# Peskin Eq 11.72, mathematical identity

1. Feb 7, 2010

### Hao

In Eq 11.72 in the QFT text by Peskin, the following equality is stated:

$$i\int\frac{d^{d}k_{E}}{(2\pi)^{d}}\log(k_{E}^{2}+m^{2})=-i\frac{\partial}{\partial\alpha}\int\frac{d^{d}k_{E}}{(2\pi)^{d}}\frac{1}{(k_{E}^{2}+m^{2})^{\alpha}}|_{\alpha=0}$$

This suggests that

$$\log(k_{E}^{2}+m^{2})=-\frac{\partial}{\partial\alpha}\frac{1}{(k_{E}^{2}+m^{2})^{\alpha}}|_{\alpha=0}$$

However, I can't see how this identity follows.
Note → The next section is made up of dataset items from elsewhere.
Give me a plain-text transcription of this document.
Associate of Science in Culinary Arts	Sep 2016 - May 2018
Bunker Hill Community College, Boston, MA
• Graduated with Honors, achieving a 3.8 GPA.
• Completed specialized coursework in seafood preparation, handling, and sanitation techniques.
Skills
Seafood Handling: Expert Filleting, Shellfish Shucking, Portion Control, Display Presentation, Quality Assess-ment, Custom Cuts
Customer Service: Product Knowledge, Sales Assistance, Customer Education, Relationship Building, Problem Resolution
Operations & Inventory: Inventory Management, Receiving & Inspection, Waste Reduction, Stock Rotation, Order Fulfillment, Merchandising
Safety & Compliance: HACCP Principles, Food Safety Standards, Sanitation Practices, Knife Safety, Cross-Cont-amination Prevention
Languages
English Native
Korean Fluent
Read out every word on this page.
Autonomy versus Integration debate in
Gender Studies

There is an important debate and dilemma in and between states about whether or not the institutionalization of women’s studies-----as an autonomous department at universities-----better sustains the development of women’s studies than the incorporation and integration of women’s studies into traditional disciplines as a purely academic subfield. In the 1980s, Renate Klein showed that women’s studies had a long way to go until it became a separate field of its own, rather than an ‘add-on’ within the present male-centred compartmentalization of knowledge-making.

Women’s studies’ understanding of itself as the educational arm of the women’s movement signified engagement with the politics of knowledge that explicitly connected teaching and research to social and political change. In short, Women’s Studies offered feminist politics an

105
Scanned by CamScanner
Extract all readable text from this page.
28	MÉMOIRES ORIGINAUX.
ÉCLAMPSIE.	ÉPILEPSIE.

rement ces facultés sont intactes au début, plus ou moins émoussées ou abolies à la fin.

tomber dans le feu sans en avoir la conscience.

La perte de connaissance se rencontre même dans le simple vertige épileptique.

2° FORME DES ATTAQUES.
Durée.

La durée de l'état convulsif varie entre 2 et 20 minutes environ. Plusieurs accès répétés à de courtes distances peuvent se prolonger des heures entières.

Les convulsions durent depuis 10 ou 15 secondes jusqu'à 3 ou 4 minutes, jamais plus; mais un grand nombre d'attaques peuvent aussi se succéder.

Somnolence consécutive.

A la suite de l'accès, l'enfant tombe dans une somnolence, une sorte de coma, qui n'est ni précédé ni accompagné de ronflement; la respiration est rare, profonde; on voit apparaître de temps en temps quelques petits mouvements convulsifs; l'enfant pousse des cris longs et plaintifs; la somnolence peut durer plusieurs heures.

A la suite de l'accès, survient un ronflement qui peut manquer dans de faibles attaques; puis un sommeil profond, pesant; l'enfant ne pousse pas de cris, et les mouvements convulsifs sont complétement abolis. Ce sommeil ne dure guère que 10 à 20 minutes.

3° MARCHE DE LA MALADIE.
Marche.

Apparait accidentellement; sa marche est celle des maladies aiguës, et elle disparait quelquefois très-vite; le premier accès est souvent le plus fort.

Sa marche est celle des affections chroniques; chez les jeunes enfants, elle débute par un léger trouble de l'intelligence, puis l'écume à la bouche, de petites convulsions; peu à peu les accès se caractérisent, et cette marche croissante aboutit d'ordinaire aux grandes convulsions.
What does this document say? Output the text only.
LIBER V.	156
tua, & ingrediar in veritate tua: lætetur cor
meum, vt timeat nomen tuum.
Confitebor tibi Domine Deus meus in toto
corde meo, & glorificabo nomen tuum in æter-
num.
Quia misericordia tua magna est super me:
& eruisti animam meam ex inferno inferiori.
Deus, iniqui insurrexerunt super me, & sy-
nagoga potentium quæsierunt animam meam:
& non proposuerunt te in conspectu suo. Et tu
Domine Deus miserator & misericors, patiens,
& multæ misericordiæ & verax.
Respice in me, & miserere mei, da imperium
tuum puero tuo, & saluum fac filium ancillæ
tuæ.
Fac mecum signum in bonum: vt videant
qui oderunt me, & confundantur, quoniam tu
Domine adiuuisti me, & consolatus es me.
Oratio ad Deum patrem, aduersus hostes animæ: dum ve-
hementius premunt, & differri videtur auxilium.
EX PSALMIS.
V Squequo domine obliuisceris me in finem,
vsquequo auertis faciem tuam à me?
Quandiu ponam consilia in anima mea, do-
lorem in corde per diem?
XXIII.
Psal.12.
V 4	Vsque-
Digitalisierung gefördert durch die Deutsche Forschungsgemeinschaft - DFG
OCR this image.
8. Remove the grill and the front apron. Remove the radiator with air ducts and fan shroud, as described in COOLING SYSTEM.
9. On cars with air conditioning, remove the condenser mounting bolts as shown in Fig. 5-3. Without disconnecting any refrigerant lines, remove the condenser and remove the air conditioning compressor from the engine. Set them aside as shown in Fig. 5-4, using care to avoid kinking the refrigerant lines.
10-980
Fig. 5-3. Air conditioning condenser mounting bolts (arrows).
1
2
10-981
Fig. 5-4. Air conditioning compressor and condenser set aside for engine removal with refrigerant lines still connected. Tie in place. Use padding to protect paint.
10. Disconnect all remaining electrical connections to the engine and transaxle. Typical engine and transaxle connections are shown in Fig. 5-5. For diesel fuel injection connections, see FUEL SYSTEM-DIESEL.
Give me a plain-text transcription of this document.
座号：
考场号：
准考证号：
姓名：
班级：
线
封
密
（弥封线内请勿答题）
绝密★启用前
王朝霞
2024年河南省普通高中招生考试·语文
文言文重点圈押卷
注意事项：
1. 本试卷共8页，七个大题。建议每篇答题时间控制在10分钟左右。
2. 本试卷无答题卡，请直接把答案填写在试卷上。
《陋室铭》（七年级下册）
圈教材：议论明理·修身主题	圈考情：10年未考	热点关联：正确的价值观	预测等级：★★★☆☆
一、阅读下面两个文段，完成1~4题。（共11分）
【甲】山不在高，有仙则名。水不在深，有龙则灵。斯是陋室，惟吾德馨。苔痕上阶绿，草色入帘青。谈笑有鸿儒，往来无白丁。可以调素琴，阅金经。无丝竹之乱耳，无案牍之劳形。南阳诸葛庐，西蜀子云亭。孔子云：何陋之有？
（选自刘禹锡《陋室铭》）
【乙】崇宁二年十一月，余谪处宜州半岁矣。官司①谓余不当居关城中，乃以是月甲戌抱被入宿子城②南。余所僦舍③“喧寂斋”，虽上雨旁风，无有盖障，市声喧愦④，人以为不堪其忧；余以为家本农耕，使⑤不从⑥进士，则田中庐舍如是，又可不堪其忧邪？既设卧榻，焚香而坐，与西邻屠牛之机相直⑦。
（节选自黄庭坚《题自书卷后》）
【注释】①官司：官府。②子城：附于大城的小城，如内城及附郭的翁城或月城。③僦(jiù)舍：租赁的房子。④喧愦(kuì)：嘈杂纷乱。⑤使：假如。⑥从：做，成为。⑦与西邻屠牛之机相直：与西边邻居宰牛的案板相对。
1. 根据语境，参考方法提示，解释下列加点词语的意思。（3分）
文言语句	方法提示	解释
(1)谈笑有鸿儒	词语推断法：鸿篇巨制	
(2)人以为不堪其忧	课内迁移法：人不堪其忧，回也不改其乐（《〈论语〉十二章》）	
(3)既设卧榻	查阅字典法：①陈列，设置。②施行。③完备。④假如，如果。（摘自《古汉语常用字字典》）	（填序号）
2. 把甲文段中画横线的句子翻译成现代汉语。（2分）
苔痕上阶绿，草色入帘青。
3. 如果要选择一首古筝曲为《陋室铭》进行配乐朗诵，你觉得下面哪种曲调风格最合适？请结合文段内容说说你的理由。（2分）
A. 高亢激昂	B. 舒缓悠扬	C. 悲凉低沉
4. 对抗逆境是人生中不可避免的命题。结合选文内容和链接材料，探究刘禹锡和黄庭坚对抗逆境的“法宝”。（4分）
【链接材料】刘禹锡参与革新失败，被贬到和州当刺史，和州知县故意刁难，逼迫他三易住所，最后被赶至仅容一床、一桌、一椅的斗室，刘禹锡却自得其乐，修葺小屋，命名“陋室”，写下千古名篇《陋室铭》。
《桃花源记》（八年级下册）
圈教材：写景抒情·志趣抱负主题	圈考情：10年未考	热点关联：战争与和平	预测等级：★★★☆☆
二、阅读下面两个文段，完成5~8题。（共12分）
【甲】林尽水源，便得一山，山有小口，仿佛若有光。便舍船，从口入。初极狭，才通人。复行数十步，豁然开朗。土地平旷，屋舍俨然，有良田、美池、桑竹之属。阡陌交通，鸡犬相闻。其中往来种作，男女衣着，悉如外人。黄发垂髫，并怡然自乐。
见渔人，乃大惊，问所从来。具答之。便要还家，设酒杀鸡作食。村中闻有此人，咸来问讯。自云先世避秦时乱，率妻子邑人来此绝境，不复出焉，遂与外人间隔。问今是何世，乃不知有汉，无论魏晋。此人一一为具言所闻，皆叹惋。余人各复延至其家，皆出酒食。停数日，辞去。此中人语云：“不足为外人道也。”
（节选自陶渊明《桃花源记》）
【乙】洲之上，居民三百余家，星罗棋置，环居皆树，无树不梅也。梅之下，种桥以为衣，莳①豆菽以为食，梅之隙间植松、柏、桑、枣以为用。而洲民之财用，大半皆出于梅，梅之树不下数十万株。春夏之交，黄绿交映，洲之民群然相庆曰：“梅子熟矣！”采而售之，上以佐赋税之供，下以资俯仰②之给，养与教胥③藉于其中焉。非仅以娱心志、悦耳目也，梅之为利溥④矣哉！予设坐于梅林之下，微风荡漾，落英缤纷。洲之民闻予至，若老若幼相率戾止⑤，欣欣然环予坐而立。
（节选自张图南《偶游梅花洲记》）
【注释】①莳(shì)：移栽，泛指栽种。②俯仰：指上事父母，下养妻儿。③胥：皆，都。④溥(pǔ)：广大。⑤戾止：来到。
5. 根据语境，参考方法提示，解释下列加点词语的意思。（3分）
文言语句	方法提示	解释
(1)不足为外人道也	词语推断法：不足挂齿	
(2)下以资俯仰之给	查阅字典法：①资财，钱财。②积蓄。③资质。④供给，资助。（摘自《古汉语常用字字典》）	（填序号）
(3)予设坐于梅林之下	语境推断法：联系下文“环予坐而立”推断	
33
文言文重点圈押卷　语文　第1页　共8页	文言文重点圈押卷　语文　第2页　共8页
Differentiating the right hand side gives

$$-\frac{\partial}{\partial\alpha}\frac{1}{(k_{E}^{2}+m^{2})^{\alpha}}|_{\alpha=0}=\frac{\alpha}{(k_{E}^{2}+m^{2})^{\alpha+1}}|_{\alpha=0}\rightarrow\frac{0}{(k_{E}^{2}+m^{2})^{1}}$$

Any help would be greatly appreciated.

2. Feb 7, 2010

### vela

Staff Emeritus
$$\partial_\alpha x^\alpha = \partial_\alpha e^{\alpha \log x} = e^{\alpha \log x} \log x= x^\alpha \log x$$

3. Feb 7, 2010

Awesome!

Thanks!